"It is not through rising in glory that God’s loving nature finds its most perfect expression, but rather through suffering the most humiliating and agonizing of punishments despite His perfect innocence.
It is not through defeating death that Jesus’ divine nature shines forth most profoundly, but through facing it.
It is not in seeing the empty tomb that we witness the deepest truth about God. It is, rather, in seeing the incarnate God accept the very worst that humanity can do, endure the most profound rejection, and love us still. Love us with a radical, unflagging love.
In the cross we see God step into the place of debasement, the place of despair, the place where human beings are treated like something worse than things—step into that place and say, “Here I stand.”
And in that moment, every scapegoat ceases to be a a sacrifice to the gods and becomes instead what we do to God. “What you do to the least of these, you do to me.” On the cross we see just what that means.
In that moment, our ultimate rejection of love discovers the meaning of a love that reaches across the gap of rejection and says, “Not even this can separate us.”

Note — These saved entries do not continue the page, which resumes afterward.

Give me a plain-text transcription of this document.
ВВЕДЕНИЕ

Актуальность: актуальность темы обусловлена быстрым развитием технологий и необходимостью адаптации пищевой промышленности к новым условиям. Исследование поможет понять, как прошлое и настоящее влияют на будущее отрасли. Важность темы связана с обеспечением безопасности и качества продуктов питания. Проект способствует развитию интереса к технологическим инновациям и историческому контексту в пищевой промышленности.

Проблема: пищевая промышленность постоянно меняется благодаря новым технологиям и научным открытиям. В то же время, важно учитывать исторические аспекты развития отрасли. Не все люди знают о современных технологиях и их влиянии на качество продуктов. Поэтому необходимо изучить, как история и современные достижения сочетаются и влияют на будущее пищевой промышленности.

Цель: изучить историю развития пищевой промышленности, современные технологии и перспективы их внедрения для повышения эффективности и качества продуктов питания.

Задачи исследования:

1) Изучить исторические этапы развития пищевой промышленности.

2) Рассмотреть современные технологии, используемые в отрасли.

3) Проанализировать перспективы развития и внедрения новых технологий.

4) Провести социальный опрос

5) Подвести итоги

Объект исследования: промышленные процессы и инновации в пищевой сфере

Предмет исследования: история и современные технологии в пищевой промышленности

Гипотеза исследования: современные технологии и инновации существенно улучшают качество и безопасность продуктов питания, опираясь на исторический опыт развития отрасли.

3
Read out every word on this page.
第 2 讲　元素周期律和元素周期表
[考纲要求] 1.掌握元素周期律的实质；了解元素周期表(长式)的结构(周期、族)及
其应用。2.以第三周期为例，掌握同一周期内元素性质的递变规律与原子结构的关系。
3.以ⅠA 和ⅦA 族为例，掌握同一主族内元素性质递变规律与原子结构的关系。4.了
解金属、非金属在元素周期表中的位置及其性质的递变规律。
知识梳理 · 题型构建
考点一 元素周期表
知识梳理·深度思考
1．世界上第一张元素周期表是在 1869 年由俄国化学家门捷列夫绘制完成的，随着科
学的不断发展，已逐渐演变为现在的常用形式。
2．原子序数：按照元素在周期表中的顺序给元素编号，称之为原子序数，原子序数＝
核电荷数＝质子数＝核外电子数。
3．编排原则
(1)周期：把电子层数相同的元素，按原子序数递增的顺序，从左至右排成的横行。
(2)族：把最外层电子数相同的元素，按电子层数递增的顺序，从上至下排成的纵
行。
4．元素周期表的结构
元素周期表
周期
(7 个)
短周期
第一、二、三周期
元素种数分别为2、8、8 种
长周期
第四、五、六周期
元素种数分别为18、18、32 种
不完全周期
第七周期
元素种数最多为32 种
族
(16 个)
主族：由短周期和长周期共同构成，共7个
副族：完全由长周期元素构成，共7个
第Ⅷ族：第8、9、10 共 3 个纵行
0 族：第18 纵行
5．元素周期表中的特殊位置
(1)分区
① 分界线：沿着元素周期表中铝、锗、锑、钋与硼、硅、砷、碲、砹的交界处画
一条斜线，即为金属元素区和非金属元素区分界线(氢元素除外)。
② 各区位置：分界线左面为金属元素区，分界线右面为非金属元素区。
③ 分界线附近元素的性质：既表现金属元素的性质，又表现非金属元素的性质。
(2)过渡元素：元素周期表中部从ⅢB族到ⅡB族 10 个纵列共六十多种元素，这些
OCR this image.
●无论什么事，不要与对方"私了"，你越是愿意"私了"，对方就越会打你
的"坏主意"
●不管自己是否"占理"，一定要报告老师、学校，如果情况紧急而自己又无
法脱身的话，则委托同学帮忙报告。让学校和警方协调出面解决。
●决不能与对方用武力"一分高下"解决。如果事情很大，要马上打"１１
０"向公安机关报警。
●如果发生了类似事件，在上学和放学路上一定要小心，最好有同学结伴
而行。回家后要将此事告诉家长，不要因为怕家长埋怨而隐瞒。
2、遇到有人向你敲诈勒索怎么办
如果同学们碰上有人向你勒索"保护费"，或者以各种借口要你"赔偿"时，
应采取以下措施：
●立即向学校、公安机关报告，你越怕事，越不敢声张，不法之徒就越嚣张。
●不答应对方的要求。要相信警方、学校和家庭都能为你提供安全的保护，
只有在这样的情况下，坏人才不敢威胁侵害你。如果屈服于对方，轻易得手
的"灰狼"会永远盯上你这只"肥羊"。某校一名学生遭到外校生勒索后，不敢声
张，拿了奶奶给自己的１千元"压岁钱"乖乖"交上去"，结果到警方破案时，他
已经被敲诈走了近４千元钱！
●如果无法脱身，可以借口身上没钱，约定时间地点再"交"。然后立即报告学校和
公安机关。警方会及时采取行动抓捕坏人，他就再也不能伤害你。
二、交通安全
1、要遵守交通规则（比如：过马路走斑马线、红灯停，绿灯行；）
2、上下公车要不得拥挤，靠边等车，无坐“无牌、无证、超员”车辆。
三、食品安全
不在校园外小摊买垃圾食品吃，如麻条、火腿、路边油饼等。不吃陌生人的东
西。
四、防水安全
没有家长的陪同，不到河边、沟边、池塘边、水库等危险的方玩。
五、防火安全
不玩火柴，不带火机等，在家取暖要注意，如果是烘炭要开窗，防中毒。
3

In that moment, our worst afflictions become moments of solidarity with the very foundation of reality. When we feel most cut off from the good, when despair and loneliness and anguish seem to consume our souls, we discover that God is there—and not just there, but there at His most human, at the point at which the divine enters most fully into the world.
By an act of stunning audacity, God turns the universe on its head, and finds a way to be most fully present to us in that space where God is felt to be most fully absent.
The empty tomb is the effect, the consequence. The cross is the thing itself.
Today is Good Friday, Silent Friday, Black Friday. Today Christians turn their thoughts to this staggering thing.
May this holiest night rip through the veils of the ordinary and move you to wonder.”